Today there is no gunfire, no noise, just the squeaks of Alpine choughs as they soar overhead in a clear, blue November sky; it’s hard to imagine such a harsh episode in human history playing out in this most serene environment. I try to imagine what these same brave souls would make of our own antics, venturing into unknowns and chancing a sketchy, snow-covered trail in search of simple rewards free of politics and burden. And when we reach our high point an hour later and peer down into the gaping mouth of the vast descent we’ve earned, I smile and try to imagine the fears and courage that will flicker across the faces of those lining up on the start line of the next Megavalanche—whenever that may be. I know that face. For a few moments I ponder the thousands of people that usually ride this mountain and the myriad paths that each of our lives has taken to get here, and those paths that are still to be taken; the deviations, the U-turns, the pushing through adversity towards diversity; hard won rewards that define existence.

No Couards here.

I know that at every junction, every change in direction of every existence, there is another metaphorical pass to cross. I can’t pretend to even know all these passes in my own life, but I know one. It sits on a French mountain that’s long been a home to courage and bravery. It’s called the Couard. It is perhaps the most inappropriately named pass I have ever crossed.

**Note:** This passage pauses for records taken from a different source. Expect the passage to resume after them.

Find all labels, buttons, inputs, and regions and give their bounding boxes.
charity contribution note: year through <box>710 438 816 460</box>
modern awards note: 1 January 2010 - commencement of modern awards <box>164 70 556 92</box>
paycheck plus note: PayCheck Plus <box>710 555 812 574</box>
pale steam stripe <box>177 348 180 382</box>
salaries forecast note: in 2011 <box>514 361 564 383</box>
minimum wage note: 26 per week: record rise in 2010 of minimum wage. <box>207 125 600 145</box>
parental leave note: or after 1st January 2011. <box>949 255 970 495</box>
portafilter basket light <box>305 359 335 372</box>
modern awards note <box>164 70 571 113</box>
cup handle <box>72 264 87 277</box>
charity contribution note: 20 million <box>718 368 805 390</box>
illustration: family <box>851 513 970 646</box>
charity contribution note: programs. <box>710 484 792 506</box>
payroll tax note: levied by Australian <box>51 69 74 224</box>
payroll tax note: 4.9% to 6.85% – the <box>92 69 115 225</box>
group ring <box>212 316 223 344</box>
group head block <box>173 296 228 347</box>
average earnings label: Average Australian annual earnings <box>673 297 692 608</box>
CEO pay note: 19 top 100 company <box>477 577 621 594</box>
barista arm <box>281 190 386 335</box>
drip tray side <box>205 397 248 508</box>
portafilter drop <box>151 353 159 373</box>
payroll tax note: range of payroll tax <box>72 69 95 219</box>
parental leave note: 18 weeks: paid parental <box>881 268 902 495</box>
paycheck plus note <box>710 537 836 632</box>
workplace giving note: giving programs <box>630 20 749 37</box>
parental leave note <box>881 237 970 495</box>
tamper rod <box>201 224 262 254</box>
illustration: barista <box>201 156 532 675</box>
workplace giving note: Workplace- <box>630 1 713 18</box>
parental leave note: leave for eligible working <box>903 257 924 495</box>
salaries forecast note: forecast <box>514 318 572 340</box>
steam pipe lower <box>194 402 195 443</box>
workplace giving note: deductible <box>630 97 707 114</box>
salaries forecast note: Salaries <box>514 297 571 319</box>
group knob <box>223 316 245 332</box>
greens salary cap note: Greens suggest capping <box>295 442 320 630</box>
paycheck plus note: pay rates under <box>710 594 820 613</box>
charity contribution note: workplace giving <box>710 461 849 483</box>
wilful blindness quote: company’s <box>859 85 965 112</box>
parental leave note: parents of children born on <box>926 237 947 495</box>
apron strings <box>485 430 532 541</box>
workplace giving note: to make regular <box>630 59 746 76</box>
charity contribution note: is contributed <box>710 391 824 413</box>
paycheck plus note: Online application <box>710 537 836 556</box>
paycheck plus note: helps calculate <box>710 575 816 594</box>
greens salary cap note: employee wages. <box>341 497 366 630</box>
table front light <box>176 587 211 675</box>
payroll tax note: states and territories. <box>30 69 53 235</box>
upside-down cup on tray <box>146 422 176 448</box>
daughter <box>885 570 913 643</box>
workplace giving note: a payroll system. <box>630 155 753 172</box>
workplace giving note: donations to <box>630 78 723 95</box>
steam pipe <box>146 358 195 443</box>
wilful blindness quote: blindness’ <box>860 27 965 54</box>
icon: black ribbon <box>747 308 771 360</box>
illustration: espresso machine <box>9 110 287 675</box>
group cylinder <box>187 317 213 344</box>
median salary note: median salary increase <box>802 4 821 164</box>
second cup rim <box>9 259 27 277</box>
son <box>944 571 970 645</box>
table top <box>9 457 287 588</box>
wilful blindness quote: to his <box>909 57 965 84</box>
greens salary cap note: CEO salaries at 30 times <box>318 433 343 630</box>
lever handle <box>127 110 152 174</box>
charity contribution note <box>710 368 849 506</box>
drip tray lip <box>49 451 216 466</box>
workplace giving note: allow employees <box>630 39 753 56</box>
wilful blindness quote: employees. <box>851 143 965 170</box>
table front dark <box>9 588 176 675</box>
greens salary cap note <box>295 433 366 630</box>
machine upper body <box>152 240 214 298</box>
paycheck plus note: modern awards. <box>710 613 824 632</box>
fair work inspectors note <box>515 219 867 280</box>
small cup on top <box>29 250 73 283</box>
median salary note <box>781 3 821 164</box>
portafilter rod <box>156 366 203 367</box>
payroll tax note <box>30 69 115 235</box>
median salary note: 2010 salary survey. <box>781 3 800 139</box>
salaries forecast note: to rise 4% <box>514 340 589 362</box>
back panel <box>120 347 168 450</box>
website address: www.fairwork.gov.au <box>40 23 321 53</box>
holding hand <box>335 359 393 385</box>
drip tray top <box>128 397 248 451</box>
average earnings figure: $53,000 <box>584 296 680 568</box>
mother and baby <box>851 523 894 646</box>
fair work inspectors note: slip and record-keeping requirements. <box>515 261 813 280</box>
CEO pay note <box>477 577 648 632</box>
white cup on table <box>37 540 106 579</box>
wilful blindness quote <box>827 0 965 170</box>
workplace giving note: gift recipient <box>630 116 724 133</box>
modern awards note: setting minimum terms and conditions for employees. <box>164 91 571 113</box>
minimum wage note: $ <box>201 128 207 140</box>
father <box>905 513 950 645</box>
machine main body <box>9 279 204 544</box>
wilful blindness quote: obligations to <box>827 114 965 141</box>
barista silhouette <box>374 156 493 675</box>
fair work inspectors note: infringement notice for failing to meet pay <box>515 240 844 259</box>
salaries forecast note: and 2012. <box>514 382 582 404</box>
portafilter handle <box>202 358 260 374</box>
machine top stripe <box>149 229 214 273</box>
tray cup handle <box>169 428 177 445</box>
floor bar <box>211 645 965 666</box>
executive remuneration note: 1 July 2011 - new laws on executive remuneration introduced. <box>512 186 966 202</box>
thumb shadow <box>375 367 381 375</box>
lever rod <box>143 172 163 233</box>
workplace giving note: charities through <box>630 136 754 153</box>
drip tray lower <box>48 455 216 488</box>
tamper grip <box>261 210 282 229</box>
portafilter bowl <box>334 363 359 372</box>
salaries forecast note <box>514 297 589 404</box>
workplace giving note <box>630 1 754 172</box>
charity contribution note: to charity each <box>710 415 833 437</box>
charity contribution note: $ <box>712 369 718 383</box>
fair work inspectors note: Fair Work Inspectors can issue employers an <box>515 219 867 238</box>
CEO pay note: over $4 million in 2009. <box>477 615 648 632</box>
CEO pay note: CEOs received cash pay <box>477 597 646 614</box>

Words and Photos: Dan Milner

How, When and Where

Alpe d’Huez’ Bike Park is open from start of July to early September, and offers 160 miles of trails including the Megavalanche tracks. A 1-day lift pass is $22 . See www.alpedhuez.com. The Megavalanche race is held at the end of July. Other backcountry trails including those around the Col du Sabot and Col de Sarenne are typically accessible from late June to late October. The Lac Blanc to Col du Sabot trail is best ridden as a descent from the bike park, but even without snow, it’s narrow and very exposed. From the Col du Sabot you can descend on another trail to Vaujany. We used local transfer company www.alp-venture.com to shuttle to the passes. They also offer airport transfers. We stayed at the beautifully renovated old school house run by www.cyclingascents.com which offers self-catering from $20 and B&B accommodation from $80.